Il Lago termale di Hévíz, considerato il maggior lago naturale termale al mondo, si creò grazie alle attività vulcaniche ed è un lago biologicamente ancora attivo, ricco di fango torboso. Il lago è di fatto un geyser il cui cratere è una sorgente di acqua termale con temperatura naturale a 38 °C. Il lago si estende su 4,4 ettari e riceve l'acqua da due sorgenti ricche di sostanze minerali; grazie alla grande portata  delle sorgenti - 410 litri/secondo - l'acqua del lago ogni due-tre giorni si rinnova completamente: qualcosa di simile si trova soltanto in Islanda.

L'acqua sulfurea, leggermente radioattiva del lago di Hévíz è particolarmente adatta come terapia per le malattie che riguardano le articolazioni; vale una visita anche se non si ha bisogno di cure,  è un posto incantevole e rilassante.

 

5. KESZTHELY

Keszthely

A pochi kilometri da Hévíz si trova Keszthely, la più antica tra le città della zona del Balaton. La città è famosa sopratutto per il castello in stile barocco della famiglia Festetics, che è uno dei monumenti più belli della regione. Il Castello Festetics, il terzo maggiore del paese, racchiude il famoso Museo del castello Helikon, il Museo del Balaton, e la Biblioteca Helikon, rimasta integra e comprendente 8.000 volumi e rarità librarie. Nel suo parco e nelle enormi sale, durante la stagione estiva si organizzano concerti settimanali. 

 

6. KIS-BALATON (Piccolo Balaton)

Il territorio - unico in Europa - con la sua aria pura, il meraviglioso gioco di luci del paesaggio è con la sua flora e la sua fauna un elemento ecologico di grande importanza. Sulle rive vivono numerose specie protette di pesci, piante, rettili e più di 270 specie di uccelli. Dei circa 18.000 ettari del territorio protetto complessivo del Kis-Balaton, 1400 ettari sono fortemente protetti. A questo territorio chiuso si può accedere solo accompagnati da guide specializzate. La riserva di bufali e l'isola di Kányavár (Kányavár Sziget) presso il villaggio di Balatonmagyaród si possono visitare liberamente.

 

7. BADACSONY e SZIGLIGET

Il monte Badacsony, di origine vulcanica, alto 436 metri, e' noto per i suoi declivi coperti di strane formazioni geologiche - colonne di pietra alte 50-70 metri - chiamate "organi basaltici", ed anche per i suoi vigneti che producono eccellenti vini, tra i quali il "Badacsonyi szürkebarát". L’area del Badacsony si estende su una superficie di 7.000 ettari e, salvo le zone protette, è visitabile.
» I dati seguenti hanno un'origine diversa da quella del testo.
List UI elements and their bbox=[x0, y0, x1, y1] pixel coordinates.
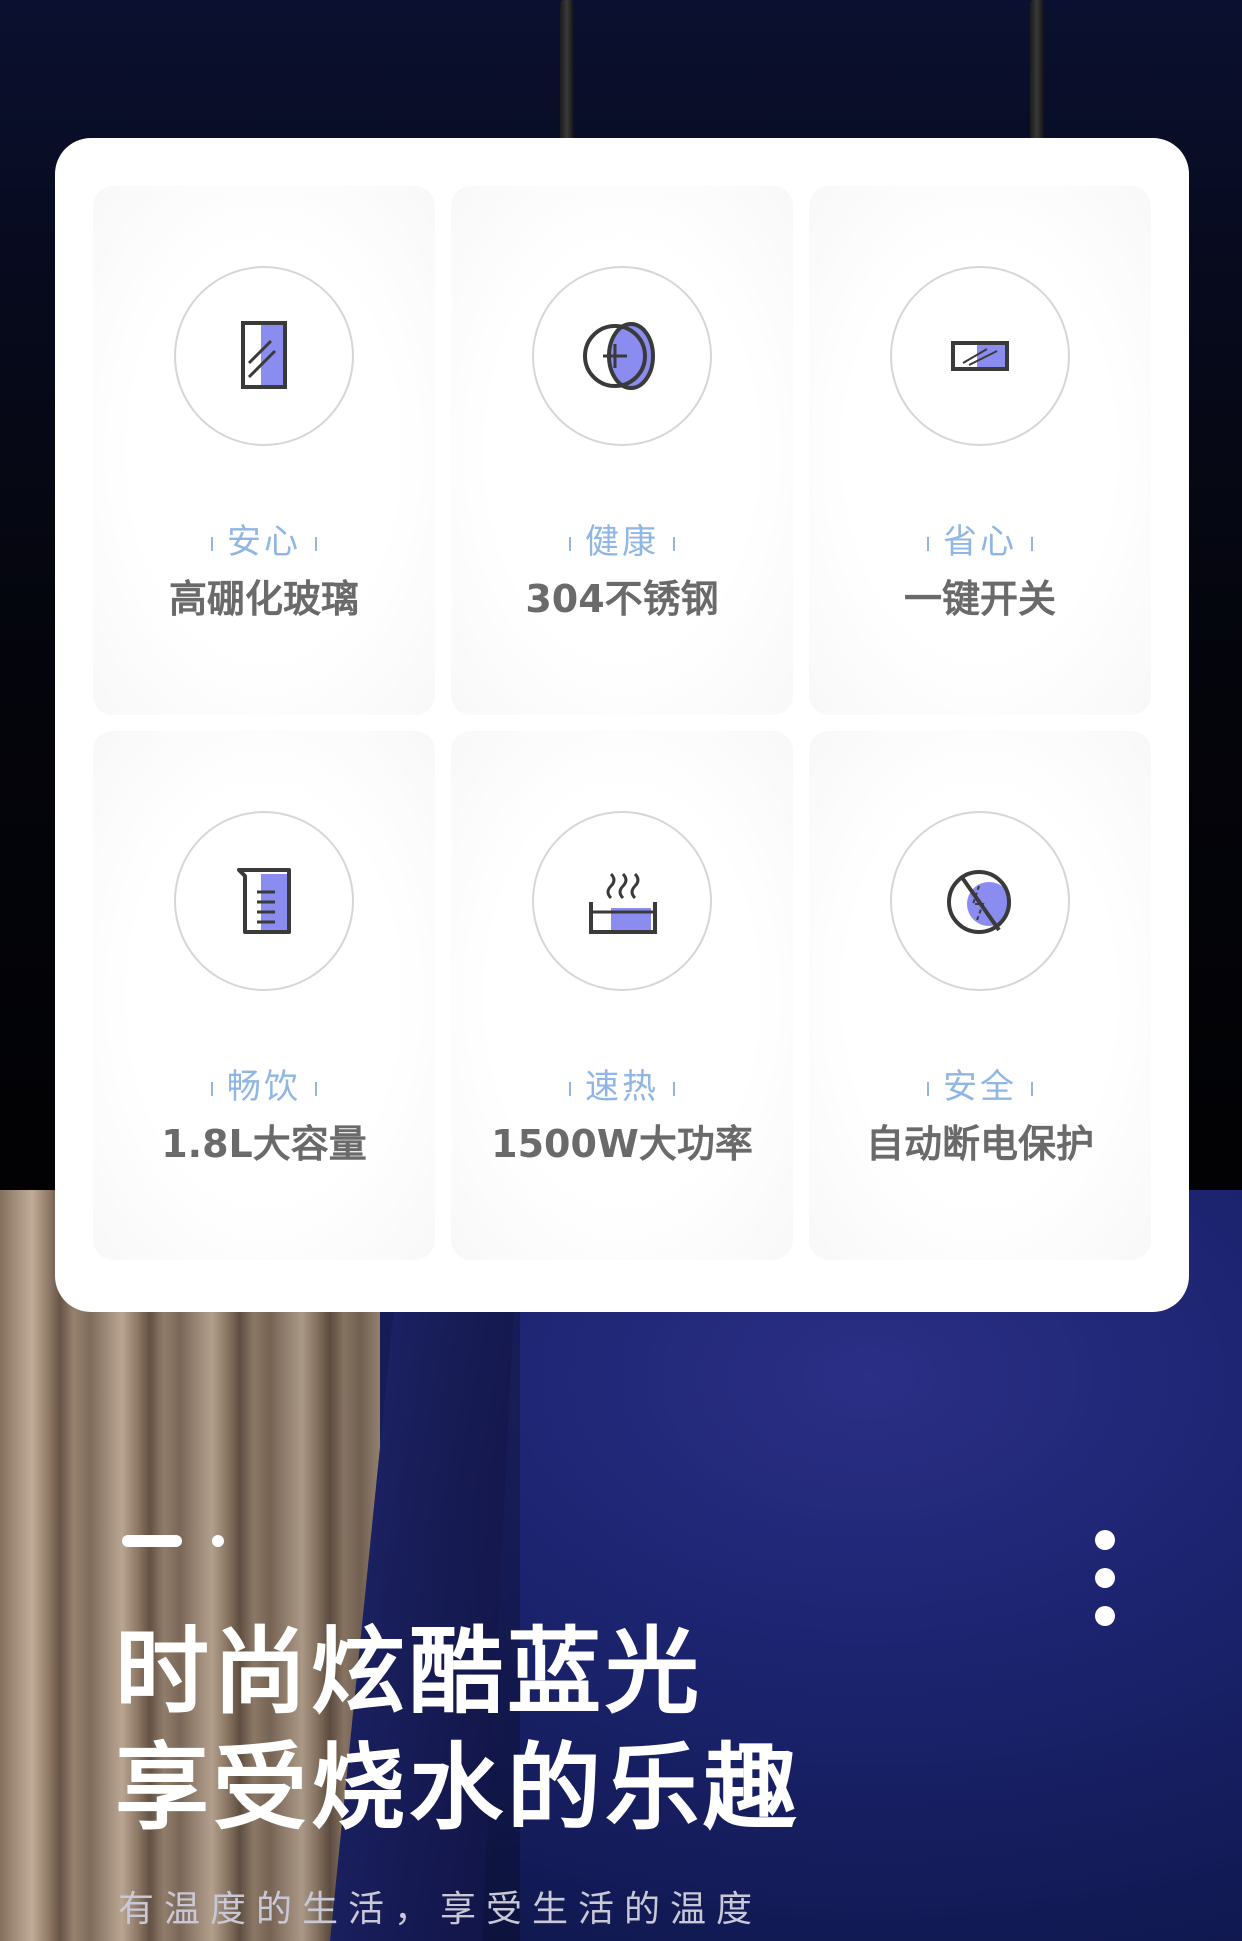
feature-title: 安心 bbox=[85, 514, 443, 563]
feature-title: 畅饮 bbox=[85, 1059, 443, 1108]
feature-item: 健康 304不锈钢 bbox=[443, 178, 801, 723]
hero-title-line: 享受烧水的乐趣 bbox=[115, 1734, 802, 1843]
section-dot-marker bbox=[212, 1535, 224, 1547]
heating-water-icon bbox=[532, 811, 712, 991]
feature-item: 畅饮 1.8L大容量 bbox=[85, 723, 443, 1268]
hero-subtitle: 有温度的生活，享受生活的温度 bbox=[118, 1889, 763, 1930]
feature-title: 安全 bbox=[801, 1059, 1159, 1108]
feature-description: 一键开关 bbox=[903, 577, 1056, 621]
feature-item: 速热 1500W大功率 bbox=[443, 723, 801, 1268]
more-options-icon[interactable] bbox=[1095, 1530, 1115, 1630]
steel-layer-icon bbox=[532, 266, 712, 446]
glass-panel-icon bbox=[174, 266, 354, 446]
feature-title: 省心 bbox=[801, 514, 1159, 563]
background-pole bbox=[560, 0, 574, 145]
section-dash-marker bbox=[122, 1535, 182, 1547]
feature-title: 速热 bbox=[443, 1059, 801, 1108]
background-pole bbox=[1030, 0, 1044, 145]
power-off-protection-icon bbox=[890, 811, 1070, 991]
feature-item: 安全 自动断电保护 bbox=[801, 723, 1159, 1268]
feature-description: 304不锈钢 bbox=[525, 577, 719, 621]
feature-description: 1500W大功率 bbox=[491, 1122, 753, 1166]
feature-title: 健康 bbox=[443, 514, 801, 563]
switch-button-icon bbox=[890, 266, 1070, 446]
hero-title: 时尚炫酷蓝光 享受烧水的乐趣 bbox=[115, 1615, 801, 1847]
features-card: 安心 高硼化玻璃 健康 304不锈钢 省心 一键开关 畅饮 1.8L大容量 速热… bbox=[55, 138, 1189, 1312]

Non lontano da Badacsony si trova Szigliget, un magnifico luogo di villeggiatura che con le sue case arrampicate sui versanti delle colline e il verde circostante continua a conservare la caratteristica vacanziera delle famiglie. Le case coperte di canne del Borgo Vecchio (Ófalu), ormai sono considerate monumenti artistici. Nei pressi delle rovine del Castello costruito nel secolo XIII ad un’altezza di 242 metri, si gode un magnifico panorama. Il castello è famoso perché mai nessuno, nonostante i notevoli attacchi, riuscì a conquistarlo.